CASAL, JUAN J.; GIRÓN REYES, CLAUDIO D.; AMARAL, MARÍA M.; SACERDOTI, FLAVIA

Mar del Plata

Congreso; Reunión Anual de Sociedades de Biociencias 2023; 2023

Sociedad Argentina de Investigación Clínica (SAIC), la Sociedad Argentina de Biología (SAB), la Asociación Argentina de Farmacología Experimental (AAFE) y la Asociación Argentina de Ciencia y Tecnología de Animales de Laboratorio (AACYTAL)

Shiga toxin type 2 (Stx2) is secreted by Shiga toxin producing Escherichia coli during infection and is responsible for developing Hemolytic Uremic Syndrome (HUS), a systemic disease characterized by hemolytic anemia, thrombocytopenia and acute kidney injury. Nowadays, there is no specific treatment available for HUS. Soluplus® is an amphiphilic polymer that spontaneously assembles in nanomicelles (NM) in aqueous solutions and is commonly used for solubilization and dministration of poorly soluble drugs.
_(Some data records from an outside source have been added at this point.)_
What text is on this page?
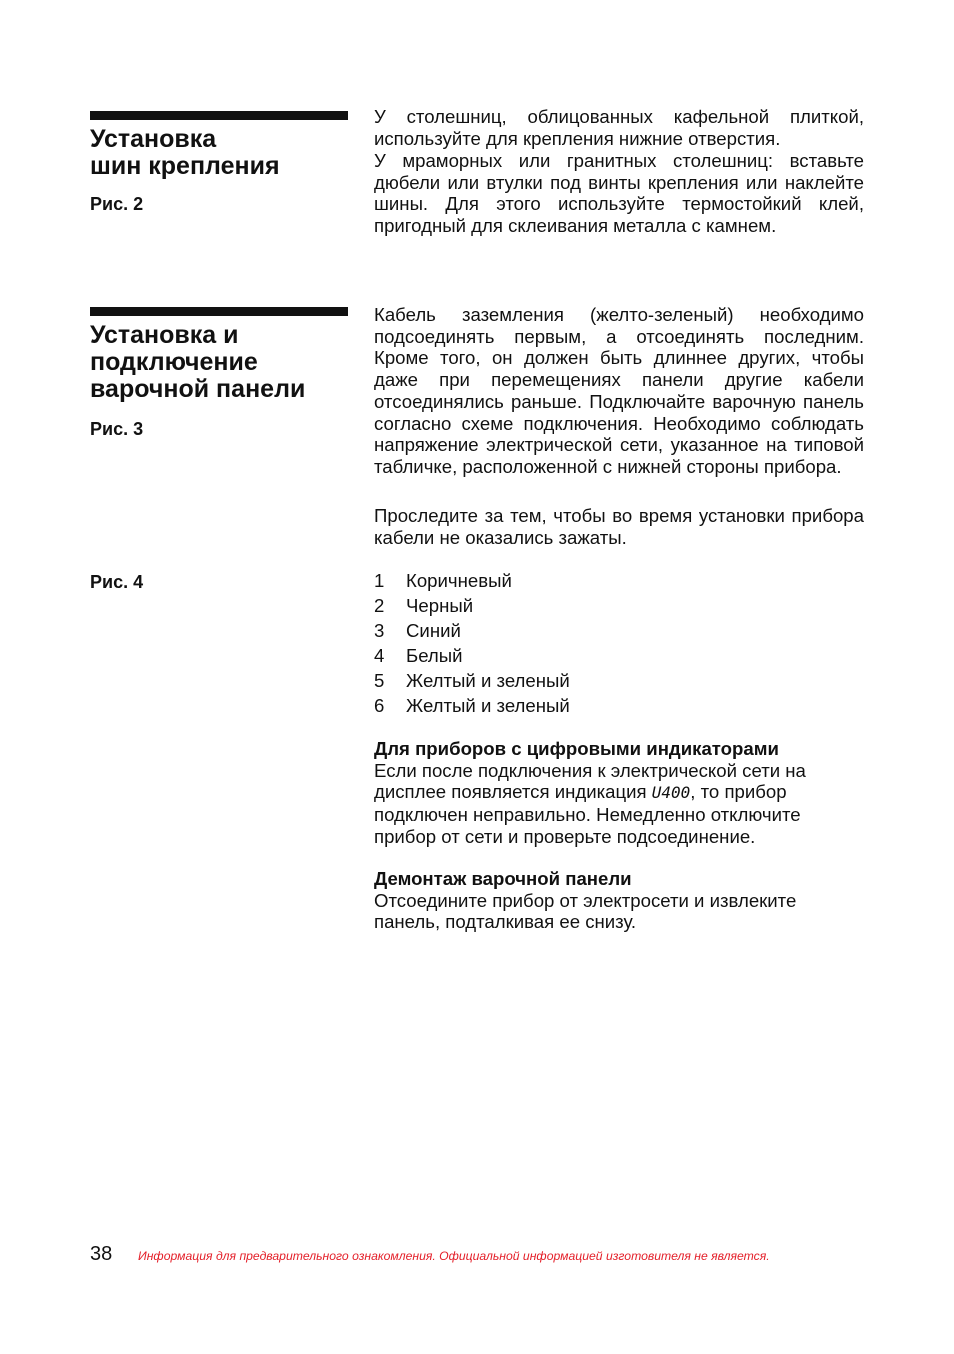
Установка
шин крепления
Рис. 2

У столешниц, облицованных кафельной плиткой, используйте для крепления нижние отверстия.

У мраморных или гранитных столешниц: вставьте дюбели или втулки под винты крепления или наклейте шины. Для этого используйте термостойкий клей, пригодный для склеивания металла с камнем.

Установка и
подключение
варочной панели
Рис. 3

Кабель заземления (желто-зеленый) необходимо подсоединять первым, а отсоединять последним. Кроме того, он должен быть длиннее других, чтобы даже при перемещениях панели другие кабели отсоединялись раньше. Подключайте варочную панель согласно схеме подключения. Необходимо соблюдать напряжение электрической сети, указанное на типовой табличке, расположенной с нижней стороны прибора.

Проследите за тем, чтобы во время установки прибора кабели не оказались зажаты.

Рис. 4	1	Коричневый
2	Черный
3	Синий
4	Белый
5	Желтый и зеленый
6	Желтый и зеленый

Для приборов с цифровыми индикаторами
Если после подключения к электрической сети на дисплее появляется индикация U400, то прибор подключен неправильно. Немедленно отключите прибор от сети и проверьте подсоединение.

Демонтаж варочной панели
Отсоедините прибор от электросети и извлеките панель, подталкивая ее снизу.

38 Информация для предварительного ознакомления. Официальной информацией изготовителя не является.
We propose that Soluplus® nanomicelles associated with anti Stx2 IgG may improve IgG properties of toxin neutralization and propose them as a treatment for HUS. In this study we aimed to investigate potential interactions between Soluplus® and IgG by computational modeling to better understand the association between both molecules. For that, the crystal structure of Soluplus® was designed using Marvin Chemsketch 23.10, based on information from the manufacturer. A reduced version of Soluplus® was generated, preserving the monomer proportions and resulting in a molecule with a molecular weight of 42 kDa. Docking calculations were performed using AutoDock Vina 1.2.5 with the IgG antibody (PDB code 1IGY) as the model protein. The search box, centered on amino acid GLY236 of the B chain, had dimensions of 126 Å in each direction (x, y, z). The docking results were analyzed based on the scoring function, which implicitly incorporated the solvent effect. The pose with the lowest binding energy was selected for further analysis. Interactions between Soluplus® and the IgG antibody were examined using LigPlot+ 2.2.8. Our computational modeling indicates that Soluplus® interacts with IgG mostly by the Fc portion of the antibody, thus suggesting that IgG may perform a corona in the nanomicelles and give a better solubilization of the IgG in aqueous solutions. These results are in concordance with the biological studies that indicate that NM improve the neutralization capacity of anti Stx2 IgG in vitro, suggesting that coupling IgG to Soluplus® could be a potential strategy to prevent HUS.